Expenditure on apparel and clothing saw a decrease of 16.3 percent, followed by a 2 percent reduction in spending on telecommunication.

Jewelry outlays witnessed an 8.1 percent decline to reach SR325.90 million. Data revealed decreases across many other sectors, led by hotels, which saw the largest dip at 24.5 percent to reach SR335.98 million. 

Spending on car rentals in the Kingdom fell by 12.6 percent, while airlines saw a 3.7 percent increase to SR46.28 million.

Expenditure on food and beverages saw a 1.7 percent increase to SR2.35 billion, claiming the largest share of the POS. Restaurants and cafes retained the second position despite a 12.6 percent dip to SR1.66 billion.

Saudi Arabia’s key urban centers mirrored the national decline. Riyadh, which accounted for the largest share of total POS spending, saw a 3.9 percent dip to SR4.89 billion, down from SR5.08 billion the previous week.

The number of transactions in the capital settled at 74.16 million, down 1.4 percent week on week.

In Jeddah, transaction values decreased by 5.9 percent to SR1.91 billion, while Dammam reported a 0.8 percent surge to SR713.71 million.

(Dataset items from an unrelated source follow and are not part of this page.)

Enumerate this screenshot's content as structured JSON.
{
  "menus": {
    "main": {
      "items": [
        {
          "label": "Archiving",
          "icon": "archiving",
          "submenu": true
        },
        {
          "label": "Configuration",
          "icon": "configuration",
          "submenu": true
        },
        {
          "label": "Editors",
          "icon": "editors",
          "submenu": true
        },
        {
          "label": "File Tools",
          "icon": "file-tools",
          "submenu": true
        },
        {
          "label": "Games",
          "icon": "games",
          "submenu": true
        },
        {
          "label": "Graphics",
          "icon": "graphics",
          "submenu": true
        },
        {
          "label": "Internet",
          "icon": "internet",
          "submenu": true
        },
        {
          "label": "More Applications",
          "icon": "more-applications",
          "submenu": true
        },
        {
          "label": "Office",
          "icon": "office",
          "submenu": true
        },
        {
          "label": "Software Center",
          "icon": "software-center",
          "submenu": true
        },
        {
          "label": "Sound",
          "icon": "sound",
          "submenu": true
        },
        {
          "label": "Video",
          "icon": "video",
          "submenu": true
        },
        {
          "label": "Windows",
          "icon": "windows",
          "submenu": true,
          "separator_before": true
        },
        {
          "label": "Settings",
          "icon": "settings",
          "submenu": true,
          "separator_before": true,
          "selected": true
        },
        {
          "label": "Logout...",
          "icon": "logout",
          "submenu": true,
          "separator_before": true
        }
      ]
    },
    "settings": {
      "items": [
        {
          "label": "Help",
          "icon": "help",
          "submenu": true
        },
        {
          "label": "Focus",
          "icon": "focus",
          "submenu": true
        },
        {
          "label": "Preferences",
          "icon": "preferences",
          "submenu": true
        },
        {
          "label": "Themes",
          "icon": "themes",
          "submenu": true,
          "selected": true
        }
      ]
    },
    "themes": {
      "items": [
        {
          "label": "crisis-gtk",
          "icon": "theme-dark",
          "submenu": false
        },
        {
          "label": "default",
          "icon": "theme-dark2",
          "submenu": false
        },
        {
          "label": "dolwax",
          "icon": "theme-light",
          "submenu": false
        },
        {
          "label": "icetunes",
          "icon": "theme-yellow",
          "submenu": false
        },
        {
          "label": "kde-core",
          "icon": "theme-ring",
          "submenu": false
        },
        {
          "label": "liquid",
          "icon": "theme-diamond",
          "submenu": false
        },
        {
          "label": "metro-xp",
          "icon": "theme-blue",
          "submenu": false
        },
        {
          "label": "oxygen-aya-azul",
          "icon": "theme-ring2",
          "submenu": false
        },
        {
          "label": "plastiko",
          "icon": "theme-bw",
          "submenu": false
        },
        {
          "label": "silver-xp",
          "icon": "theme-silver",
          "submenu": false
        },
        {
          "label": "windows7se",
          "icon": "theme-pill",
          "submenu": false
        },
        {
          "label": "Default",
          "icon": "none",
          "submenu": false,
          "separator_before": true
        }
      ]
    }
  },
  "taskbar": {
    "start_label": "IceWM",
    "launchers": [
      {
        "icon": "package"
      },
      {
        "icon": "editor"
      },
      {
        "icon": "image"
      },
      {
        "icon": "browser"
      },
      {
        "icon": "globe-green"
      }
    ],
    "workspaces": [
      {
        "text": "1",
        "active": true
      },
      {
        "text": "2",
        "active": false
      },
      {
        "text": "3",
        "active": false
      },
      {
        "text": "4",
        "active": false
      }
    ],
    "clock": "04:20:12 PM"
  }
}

POS data, tracked weekly by SAMA, provides an indicator of consumer spending trends and the ongoing growth of digital payments in Saudi Arabia. 

The data also highlights the expanding reach of POS infrastructure, extending beyond major retail hubs to smaller cities and service sectors, supporting broader digital inclusion initiatives. 

The growth of digital payment technologies aligns with the Kingdom’s Vision 2030 objectives, promoting electronic transactions and contributing to the nation’s broader digital economy.